Wednesday, June 24, 2015

A Friend in Me

A Friend in Me
A Friend in Me (David C. Cook, June 2015)
Young women long for relational connection with women further ahead of them on the journey. Yet, without realizing it, many of us tend to distance ourselves from those in younger generations.
Can we really have close relationships with women who have different thoughts on church, different experiences with family, and different ways of talking about God? Where do we start?
In A Friend in Me, Pam Lau shows you how to be a safe place for the younger women in your life. She offers five patterns women need to internalize and practice for initiating relationships and talking about issues such as faith, forgiveness, sexuality, and vocation. Most significantly, she reminds you that there doesn’t need to be a divide between generations of women. Together, we can have a global impact—and experience a deeper faith than we’ve ever known.
My review:
Pamela's intentions for this book is help connect younger women, those in their twenties and thirties and to older women to help foster mentor relationship through difficult life challenges. I can appreciate the approach and wisdom this book has to offer "In a Friend in Me."  However, there were many things about this book that disappointed me and I did not agree with. I was disappointed with the approach in chapter two where I felt that the author was manipulative in a situation where she borderline made someone open up to her who may have felt uncomfortable (pg 44). However, the person did open up and maybe that was the push the individual needed, but it seemed manipulative to say " If you can't tell me the truth, we can't be close friends."  On the next page she goes on to say our tone can make or break a conversation, which is an interesting juxtapose. 

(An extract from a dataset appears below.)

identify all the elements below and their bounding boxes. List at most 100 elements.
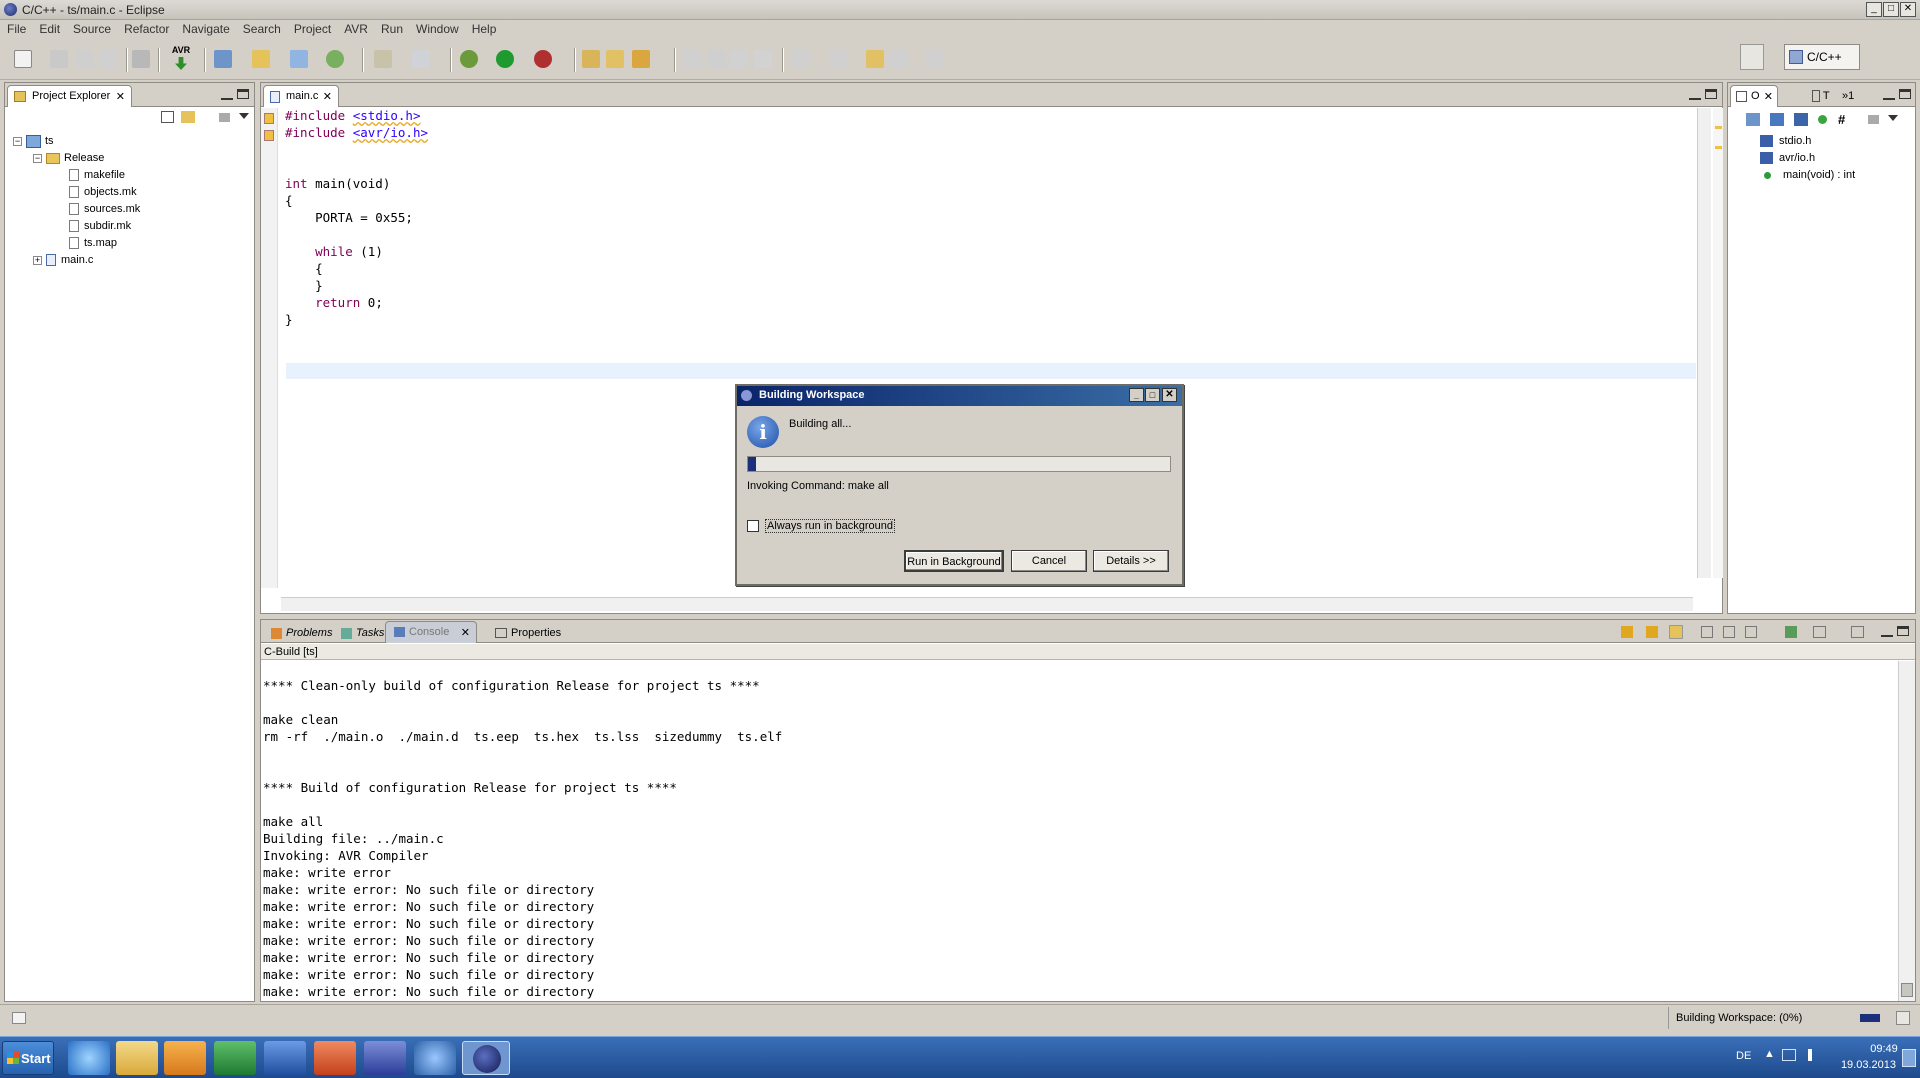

Aside from this, I found most of her book to give advice on suffering, how to comfort one another, encourage each other, have a deep understanding of each other, how building relationships can take time, compassion and is often difficult along with financial understanding. The book was more about giving knowledge and advice, which I found to be helpful as a twenty something.  Overall, this book has some great conversations and discussion pieces between young women and older women who want to foster deeper relationships. I think it has a lot of sound advice and could be beneficial for someone who is looking for a mentor relationship. 
Thank you to David C. Cook for providing me this review copy. I was not compensated for a positive review.